Jésus fait acte de violence qui semble être en opposition totale avec son message de paix et d’amour. Comment, Lui qui prêchait l’idée utopique de tendre l’autre joue à celui qui vous gifle, a-t-il pu serrer les poings ? Jésus refuse que l’on défigure à ce point le visage de Dieu. Il veut que la prière soit accessible à tous et qu’elle ne fasse pas l’objet d’un trafic. « N’est-il pas écrit que ma maison sera appelée une maison de prière pour toutes les nations ? Mais vous, vous en avez fait une caverne de voleurs » (Marc, 11:17).
Après Lui, on ne peut donc décemment pas faire commerce et encore moins facturer l’amour de Dieu ! On ne marchande pas avec Dieu. En renversant les comptoirs de vente de bondieuseries diverses, Jésus renverse le culte et la religion de son époque. Il procède donc à une destruction partielle du Temple. L’amour du prochain ne s’achète pas. Jamais.
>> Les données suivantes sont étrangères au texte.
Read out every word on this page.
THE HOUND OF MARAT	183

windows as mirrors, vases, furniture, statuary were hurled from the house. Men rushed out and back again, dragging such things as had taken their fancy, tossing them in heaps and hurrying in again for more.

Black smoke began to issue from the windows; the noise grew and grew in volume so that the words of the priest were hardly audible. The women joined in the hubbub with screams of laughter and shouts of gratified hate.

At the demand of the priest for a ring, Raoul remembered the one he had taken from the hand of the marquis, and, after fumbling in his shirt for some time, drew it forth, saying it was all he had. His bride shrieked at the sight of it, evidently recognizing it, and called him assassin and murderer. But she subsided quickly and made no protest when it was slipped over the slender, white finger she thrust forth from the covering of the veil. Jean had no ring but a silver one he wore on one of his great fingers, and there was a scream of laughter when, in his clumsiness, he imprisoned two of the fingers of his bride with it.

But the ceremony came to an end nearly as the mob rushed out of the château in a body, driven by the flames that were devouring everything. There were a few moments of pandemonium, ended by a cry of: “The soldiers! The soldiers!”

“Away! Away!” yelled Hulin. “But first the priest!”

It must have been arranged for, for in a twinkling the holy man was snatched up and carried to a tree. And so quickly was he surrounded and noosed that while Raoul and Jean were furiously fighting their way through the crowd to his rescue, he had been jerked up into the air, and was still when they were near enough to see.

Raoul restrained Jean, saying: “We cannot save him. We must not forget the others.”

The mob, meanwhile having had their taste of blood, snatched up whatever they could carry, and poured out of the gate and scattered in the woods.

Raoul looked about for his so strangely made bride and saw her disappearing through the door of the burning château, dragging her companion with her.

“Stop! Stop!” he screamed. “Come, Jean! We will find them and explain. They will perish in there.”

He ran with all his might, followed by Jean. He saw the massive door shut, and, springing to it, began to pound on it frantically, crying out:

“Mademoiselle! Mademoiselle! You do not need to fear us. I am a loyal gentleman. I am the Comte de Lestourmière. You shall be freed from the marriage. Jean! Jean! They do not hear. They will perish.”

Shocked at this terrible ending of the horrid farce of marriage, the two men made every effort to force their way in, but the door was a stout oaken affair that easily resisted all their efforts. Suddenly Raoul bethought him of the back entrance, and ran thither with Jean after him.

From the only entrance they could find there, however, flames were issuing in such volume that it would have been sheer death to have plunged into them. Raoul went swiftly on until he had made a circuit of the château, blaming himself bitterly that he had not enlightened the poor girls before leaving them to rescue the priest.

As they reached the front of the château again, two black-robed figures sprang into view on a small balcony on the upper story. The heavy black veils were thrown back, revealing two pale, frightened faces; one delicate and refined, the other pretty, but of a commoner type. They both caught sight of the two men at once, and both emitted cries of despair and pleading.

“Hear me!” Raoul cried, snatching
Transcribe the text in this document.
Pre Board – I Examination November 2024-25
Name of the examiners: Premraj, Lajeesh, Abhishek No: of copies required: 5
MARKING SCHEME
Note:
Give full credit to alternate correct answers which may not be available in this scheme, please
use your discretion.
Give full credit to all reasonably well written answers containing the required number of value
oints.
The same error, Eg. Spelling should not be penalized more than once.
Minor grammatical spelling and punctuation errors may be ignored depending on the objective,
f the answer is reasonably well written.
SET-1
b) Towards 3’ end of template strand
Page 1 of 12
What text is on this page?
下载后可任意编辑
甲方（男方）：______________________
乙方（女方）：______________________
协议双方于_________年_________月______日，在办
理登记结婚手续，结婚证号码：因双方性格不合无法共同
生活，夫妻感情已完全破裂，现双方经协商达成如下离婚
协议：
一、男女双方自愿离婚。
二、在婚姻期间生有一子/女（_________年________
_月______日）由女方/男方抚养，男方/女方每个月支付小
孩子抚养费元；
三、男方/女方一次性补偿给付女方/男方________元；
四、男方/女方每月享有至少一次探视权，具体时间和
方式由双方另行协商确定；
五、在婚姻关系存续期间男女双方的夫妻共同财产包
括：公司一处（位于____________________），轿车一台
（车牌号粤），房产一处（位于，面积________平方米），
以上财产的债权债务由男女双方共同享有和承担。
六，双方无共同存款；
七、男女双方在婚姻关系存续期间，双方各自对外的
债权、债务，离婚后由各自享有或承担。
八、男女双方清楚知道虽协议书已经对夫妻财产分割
Il n’est guère accessible aux riches égoïstes qui soulagent leur narcissisme en émettant par exemple, de nos jours, des virements bancaires en faveur des ONG !
Jésus appuie l’autorité de Dieu. Il la fonde sur son Amour. Il rejette les prières de certains païens destinées à supplier Dieu ou à l’informer. On ne prie pas Dieu pour Lui demander de nous aimer, mais parce qu’Il nous aime déjà. On ne le prie pas pour qu’Il soit avec nous et auprès de nous dans notre vie, mais parce qu’Il EST avec nous. On ne le prie pas pour être pardonné mais parce qu’Il pardonne.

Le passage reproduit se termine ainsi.